15 June 2012

The Great Depression of the 2010's musings part 15-Stroke Recovery from a Disabled Point of View

I've written in the past about my husband's stroke at the age of 49. That was 1.7 years ago. He has been classified as disabled due to the limited mobility of his left leg, hand and arm. Both of his feet have no feeling. Yesterday we discovered that the numbness is moving further up his left leg. It is now above the ankle. 

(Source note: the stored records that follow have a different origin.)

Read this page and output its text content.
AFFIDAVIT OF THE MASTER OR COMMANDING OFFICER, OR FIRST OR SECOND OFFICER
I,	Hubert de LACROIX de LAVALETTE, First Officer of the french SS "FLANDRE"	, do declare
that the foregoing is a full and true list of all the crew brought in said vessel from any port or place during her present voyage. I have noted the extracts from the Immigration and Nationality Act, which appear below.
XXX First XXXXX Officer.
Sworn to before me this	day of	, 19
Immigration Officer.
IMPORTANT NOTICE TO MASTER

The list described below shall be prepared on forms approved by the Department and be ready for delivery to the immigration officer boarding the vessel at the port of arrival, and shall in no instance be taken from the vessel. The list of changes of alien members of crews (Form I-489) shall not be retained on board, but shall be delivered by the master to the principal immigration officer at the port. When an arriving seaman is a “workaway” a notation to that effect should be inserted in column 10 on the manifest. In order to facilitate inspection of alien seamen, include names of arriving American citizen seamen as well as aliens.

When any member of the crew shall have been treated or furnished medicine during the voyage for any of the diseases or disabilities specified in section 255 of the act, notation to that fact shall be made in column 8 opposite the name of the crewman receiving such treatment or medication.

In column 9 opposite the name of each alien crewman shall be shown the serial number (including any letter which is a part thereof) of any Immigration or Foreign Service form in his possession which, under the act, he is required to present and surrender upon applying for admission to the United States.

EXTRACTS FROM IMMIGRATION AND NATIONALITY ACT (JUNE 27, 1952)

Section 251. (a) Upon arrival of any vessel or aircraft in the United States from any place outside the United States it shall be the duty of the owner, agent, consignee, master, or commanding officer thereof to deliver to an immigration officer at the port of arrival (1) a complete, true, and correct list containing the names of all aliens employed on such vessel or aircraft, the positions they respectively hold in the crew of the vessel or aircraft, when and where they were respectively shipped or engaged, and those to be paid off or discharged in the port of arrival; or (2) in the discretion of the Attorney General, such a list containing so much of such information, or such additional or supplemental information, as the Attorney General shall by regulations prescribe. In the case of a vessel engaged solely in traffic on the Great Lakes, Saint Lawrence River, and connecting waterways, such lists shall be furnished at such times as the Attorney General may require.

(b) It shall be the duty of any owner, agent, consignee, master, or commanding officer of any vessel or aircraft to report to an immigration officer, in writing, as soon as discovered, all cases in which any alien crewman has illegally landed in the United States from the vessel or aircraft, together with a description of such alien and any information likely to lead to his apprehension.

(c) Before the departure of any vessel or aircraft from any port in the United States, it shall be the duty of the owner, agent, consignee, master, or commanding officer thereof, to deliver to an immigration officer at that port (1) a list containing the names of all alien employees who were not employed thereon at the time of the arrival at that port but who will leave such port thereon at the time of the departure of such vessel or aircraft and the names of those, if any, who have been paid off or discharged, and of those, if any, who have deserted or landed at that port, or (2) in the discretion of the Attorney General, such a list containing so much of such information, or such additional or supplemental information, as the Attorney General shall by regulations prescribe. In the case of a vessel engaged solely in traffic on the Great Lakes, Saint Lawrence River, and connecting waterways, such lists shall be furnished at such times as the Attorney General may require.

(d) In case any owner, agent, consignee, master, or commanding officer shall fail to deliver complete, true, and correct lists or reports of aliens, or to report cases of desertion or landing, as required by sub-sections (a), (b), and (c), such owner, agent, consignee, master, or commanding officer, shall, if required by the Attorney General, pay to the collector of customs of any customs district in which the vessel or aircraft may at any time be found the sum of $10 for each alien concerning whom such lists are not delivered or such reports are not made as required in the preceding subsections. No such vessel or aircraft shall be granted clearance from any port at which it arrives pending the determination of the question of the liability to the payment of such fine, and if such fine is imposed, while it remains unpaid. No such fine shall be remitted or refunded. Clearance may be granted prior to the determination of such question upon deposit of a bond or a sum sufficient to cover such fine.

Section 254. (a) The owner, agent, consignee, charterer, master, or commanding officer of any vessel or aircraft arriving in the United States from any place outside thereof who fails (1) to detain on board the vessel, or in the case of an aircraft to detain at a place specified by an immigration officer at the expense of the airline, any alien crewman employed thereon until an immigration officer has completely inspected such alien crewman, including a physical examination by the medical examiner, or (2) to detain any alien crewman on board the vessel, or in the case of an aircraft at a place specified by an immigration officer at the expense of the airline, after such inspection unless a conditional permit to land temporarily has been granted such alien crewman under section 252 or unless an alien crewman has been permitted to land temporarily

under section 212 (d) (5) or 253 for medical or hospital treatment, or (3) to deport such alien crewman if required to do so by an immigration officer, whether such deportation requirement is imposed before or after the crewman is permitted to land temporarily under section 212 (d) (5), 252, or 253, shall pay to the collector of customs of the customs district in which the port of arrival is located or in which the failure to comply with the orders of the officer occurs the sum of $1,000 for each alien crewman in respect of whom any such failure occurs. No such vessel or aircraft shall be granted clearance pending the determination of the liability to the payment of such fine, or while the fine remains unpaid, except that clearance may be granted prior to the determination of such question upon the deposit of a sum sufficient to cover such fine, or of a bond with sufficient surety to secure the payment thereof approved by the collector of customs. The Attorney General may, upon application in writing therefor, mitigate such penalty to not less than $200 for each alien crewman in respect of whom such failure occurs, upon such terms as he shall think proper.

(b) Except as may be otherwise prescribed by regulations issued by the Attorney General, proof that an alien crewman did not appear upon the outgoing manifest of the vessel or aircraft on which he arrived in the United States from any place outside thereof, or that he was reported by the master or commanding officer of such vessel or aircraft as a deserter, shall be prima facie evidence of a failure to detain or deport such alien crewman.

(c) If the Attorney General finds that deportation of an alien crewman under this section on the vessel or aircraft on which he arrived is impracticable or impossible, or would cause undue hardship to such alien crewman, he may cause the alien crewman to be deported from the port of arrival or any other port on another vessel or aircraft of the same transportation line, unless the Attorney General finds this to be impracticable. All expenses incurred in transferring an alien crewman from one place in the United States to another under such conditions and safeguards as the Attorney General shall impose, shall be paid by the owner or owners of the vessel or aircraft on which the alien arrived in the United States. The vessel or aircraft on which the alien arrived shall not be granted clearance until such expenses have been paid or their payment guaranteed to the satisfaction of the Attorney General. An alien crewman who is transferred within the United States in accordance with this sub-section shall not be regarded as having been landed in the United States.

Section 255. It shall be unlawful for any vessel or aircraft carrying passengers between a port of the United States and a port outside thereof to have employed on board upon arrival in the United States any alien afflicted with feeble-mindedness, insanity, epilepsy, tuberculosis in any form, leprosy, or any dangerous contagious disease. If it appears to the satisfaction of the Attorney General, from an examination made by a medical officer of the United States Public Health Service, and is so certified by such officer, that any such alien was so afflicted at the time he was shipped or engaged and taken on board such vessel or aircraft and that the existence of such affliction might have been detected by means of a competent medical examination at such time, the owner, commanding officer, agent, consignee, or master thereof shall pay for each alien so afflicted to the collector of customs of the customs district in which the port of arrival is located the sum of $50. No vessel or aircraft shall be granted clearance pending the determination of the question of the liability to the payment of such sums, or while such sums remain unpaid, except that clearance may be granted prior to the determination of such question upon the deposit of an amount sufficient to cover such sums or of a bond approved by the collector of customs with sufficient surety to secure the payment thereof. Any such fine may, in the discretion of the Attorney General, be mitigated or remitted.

As of last week we were finally able to get him to Cook County Hospital. For any of you who have never had the need for County or who have had the privileged of having insurance, you are indeed lucky. The average wait time has been well over 2 hours to see a doctor. The entire building is dirty and you feel the need for a shower when you get home. Some of the staff is kind but the majority have the attitude that you are bothering them. They snap at you. Talk so rudely. It was truly a depressing experience. Yesterday he had an appointment at the Podiatrist. My husband has not had his diabetes, neropathy, or blood thinners checked in over a year when they cut Medicaid. After we'd been there for an hour he had to use the restroom. Yesterday was a rough day for his mobility. It was very slow. We went to hunt a bathroom down. While waiting for the restroom closest to the clinic 2 people cut in front of him. My husband was too tired and his pain was making it difficult to walk. We walked down the hall to the next bathroom, half way across the hospital. It was being cleaned. We had to walk farther down the hall to a 3rd bathroom. By the time we got back to the clinic a trip to the bathroom took over half an hour. Didn't matter, they had not even begun to put his paperwork together at the front desk. By the time they called him up to sign his paperwork 1.5 hours had passed.

I do believe it was the most depressing day we have ever had in a hospital. The conditions the poor are subjected to is disheartening. I know my husband will be able to see regular doctors in the hospital we have been going to as soon as Medicare begins in November. I just find it apalling that a man has a stroke, is left disabled for life, has conditions and medications (diabetes, neropathy, blood thinners) that require constant monitoring and yet is not entitled to Medicare (a system he has paid into for the past 30+ years) until 24 months after he has had a stroke. There is so much he will never gain back because he was not able to continue Physical and Occupational Therapies. I just don't understand how people assume that everyone is out to milk the system and take their hard earned tax dollars. My tax dollars and my husbands went into a system that was suppose to cover such crisis's. Instead all I read in the papers are more cuts to benefits that people have paid into. It is heartbreaking and sad.

1 comment:

illinoisbell said...

Thank you Eva.Sorry I didn't see this sooner. I've had little time for blogging. I've recently reconnected with this blog and hope to continue to update. Thank you again for your comment.